Primeiramente, as mulheres logo que engravidam tendem a ter a ideia da parição normal, mas ao longo da gestação são convencidas pelos parentes ou até mesmo os médicos a optarem pelo outro caminho, pois muitos comentam que o meio comum é o mais dolorido e mais difícil e logo são desencorajadas. “Tem uma cultura instituída de que a cesárea é o melhor método para se ter filho. Talvez elas não sejam informadas dos riscos.", afirma, Maria do Carmo Leal, pesquisadora da fundação Oswaldo Cruz.
Segundamente, muitos lugares do país não possuem estruturas e recursos para os tais partos humanizados, porque esse tipo de operação requer um atendimento adequado, ambientes, remédios, equipamentos e uma equipe profissional treinada, porem a única sistema que possui metade desses recursos é a rede particular. “As mulheres fazem mais cesáreas , porque o nosso parto normal é muito ruim.’’, afirma Silvana Granato pesquisadora do estudo, Nascer no Brasil.

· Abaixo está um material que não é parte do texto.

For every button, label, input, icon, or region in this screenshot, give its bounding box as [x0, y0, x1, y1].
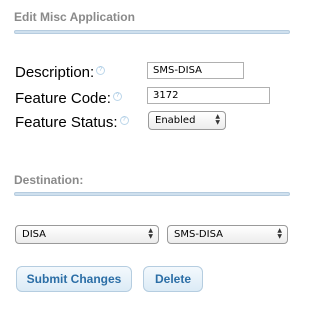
help-icon[interactable]: ? [96, 66, 106, 75]
destination-title: Destination: [14, 173, 84, 187]
description-input[interactable]: SMS-DISA [147, 62, 244, 79]
up-down-arrows-icon: ▲ ▼ [277, 227, 282, 240]
description-label: Description:? [15, 64, 106, 81]
feature-status-label: Feature Status:? [15, 114, 129, 131]
feature-status-label-text: Feature Status: [15, 114, 118, 131]
destination-target-value: SMS-DISA [174, 229, 223, 240]
feature-code-label-text: Feature Code: [15, 90, 111, 107]
title-divider [14, 30, 290, 34]
feature-code-input[interactable]: 3172 [147, 87, 270, 104]
submit-changes-button[interactable]: Submit Changes [16, 266, 132, 292]
help-icon[interactable]: ? [119, 116, 129, 125]
help-icon[interactable]: ? [112, 92, 122, 101]
destination-target-select[interactable]: SMS-DISA ▲ ▼ [167, 225, 288, 244]
destination-type-select[interactable]: DISA ▲ ▼ [15, 225, 159, 244]
description-label-text: Description: [15, 64, 95, 81]
feature-code-label: Feature Code:? [15, 90, 122, 107]
feature-status-value: Enabled [155, 115, 196, 126]
up-down-arrows-icon: ▲ ▼ [215, 113, 220, 126]
feature-status-select[interactable]: Enabled ▲ ▼ [148, 111, 226, 130]
delete-button[interactable]: Delete [143, 266, 203, 292]
destination-type-value: DISA [22, 229, 47, 240]
destination-divider [14, 192, 290, 196]
page-title: Edit Misc Application [14, 10, 135, 24]
up-down-arrows-icon: ▲ ▼ [148, 227, 153, 240]
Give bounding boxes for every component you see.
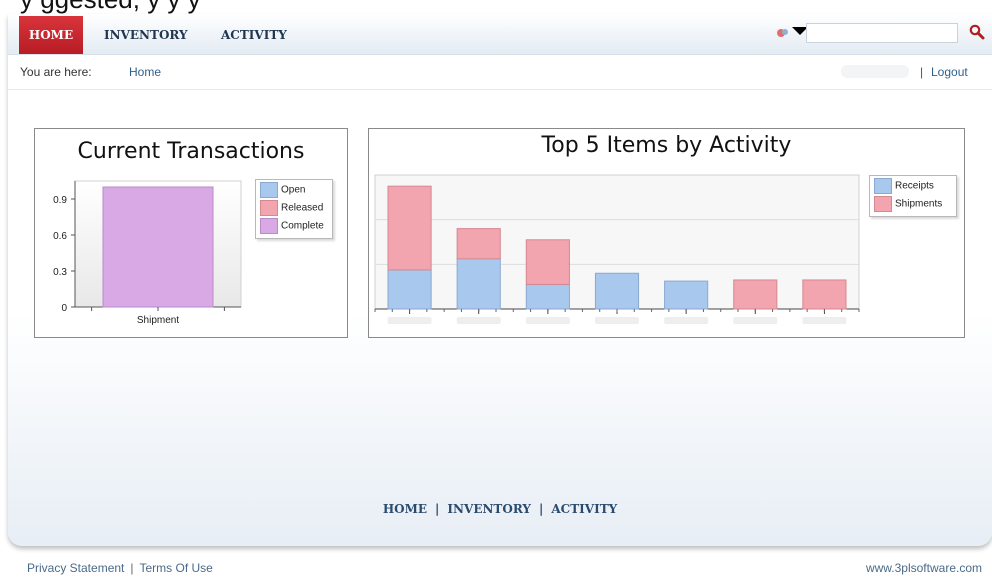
legend-label: Open [281, 184, 306, 196]
legend-item: Released [260, 200, 323, 216]
y-tick-label: 0.6 [53, 231, 67, 242]
legend-label: Shipments [895, 198, 943, 210]
chart-legend: Receipts Shipments [869, 175, 957, 217]
legend-swatch [874, 196, 892, 212]
x-tick-label-redacted [387, 317, 432, 324]
username-blurred [841, 65, 909, 78]
chart-legend: Open Released Complete [255, 179, 333, 239]
logout-separator: | [920, 65, 924, 79]
privacy-link[interactable]: Privacy Statement [27, 561, 124, 575]
bar [802, 279, 847, 310]
legend-item: Shipments [874, 196, 942, 212]
legend-swatch [874, 178, 892, 194]
footer-nav-inventory[interactable]: INVENTORY [447, 502, 531, 516]
legal-links: Privacy Statement | Terms Of Use [27, 561, 213, 575]
bar [387, 269, 432, 310]
x-tick-label: Shipment [137, 315, 179, 326]
legend-item: Open [260, 182, 305, 198]
search-icon[interactable] [969, 24, 985, 40]
footer-nav-separator: | [538, 502, 544, 516]
site-url[interactable]: www.3plsoftware.com [866, 561, 982, 575]
y-tick-label: 0 [61, 303, 67, 314]
x-tick-label-redacted [664, 317, 709, 324]
legend-swatch [260, 200, 278, 216]
current-transactions-chart: Current Transactions 0 0.3 0.6 0.9 Shipment … [34, 128, 348, 338]
x-tick-label-redacted [595, 317, 639, 324]
legend-swatch [260, 218, 278, 234]
bar [525, 283, 570, 310]
y-tick-label: 0.9 [53, 195, 67, 206]
bar [102, 186, 214, 308]
nav-home[interactable]: HOME [19, 16, 83, 54]
top-items-chart: Top 5 Items by Activity Receipts Shipmen… [368, 128, 965, 338]
bar [594, 272, 640, 310]
footer-nav-activity[interactable]: ACTIVITY [551, 502, 617, 516]
footer-nav-separator: | [435, 502, 440, 516]
nav-inventory[interactable]: INVENTORY [104, 16, 188, 54]
search-input[interactable] [806, 23, 958, 43]
x-tick-label-redacted [802, 317, 847, 324]
logout-link[interactable]: Logout [931, 65, 968, 79]
breadcrumb-home-link[interactable]: Home [129, 65, 161, 79]
language-flag-icon [777, 29, 788, 37]
chart-canvas [374, 174, 860, 324]
legend-swatch [260, 182, 278, 198]
x-tick-label-redacted [525, 317, 570, 324]
legal-separator: | [130, 561, 134, 575]
bar [387, 185, 432, 271]
legend-label: Released [281, 202, 324, 214]
x-tick-label-redacted [456, 317, 501, 324]
breadcrumb: You are here: Home | Logout [8, 55, 992, 90]
legend-item: Complete [260, 218, 324, 234]
overlay-text: y ggested, y y y [20, 0, 201, 15]
y-tick-label: 0.3 [53, 267, 67, 278]
bar [525, 239, 570, 285]
main-panel: HOME INVENTORY ACTIVITY You are here: Ho… [8, 14, 992, 546]
legend-item: Receipts [874, 178, 934, 194]
terms-link[interactable]: Terms Of Use [140, 561, 213, 575]
legend-label: Receipts [895, 180, 934, 192]
bar [664, 280, 709, 310]
legend-label: Complete [281, 220, 324, 232]
bar [733, 279, 778, 310]
bar [456, 228, 501, 260]
breadcrumb-label: You are here: [20, 65, 92, 79]
bar [456, 258, 501, 310]
nav-activity[interactable]: ACTIVITY [221, 16, 287, 54]
x-tick-label-redacted [733, 317, 778, 324]
footer-nav-home[interactable]: HOME [383, 502, 427, 516]
top-nav: HOME INVENTORY ACTIVITY [8, 14, 992, 55]
footer-nav: HOME | INVENTORY | ACTIVITY [8, 502, 992, 516]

Portanto, o Ministério da saúde, setor responsável pela manutenção e administração da saúde publica, deve melhorar seus recursos e as estruturas para a gravida ter a opção da escolha, por meio de investimentos no setor em especifico, com o objetivo de ter melhores recursos e equipes mais preparadas, além disso, criar propagandas de conscientização com o objetivo de alertar os perigos da cesárea.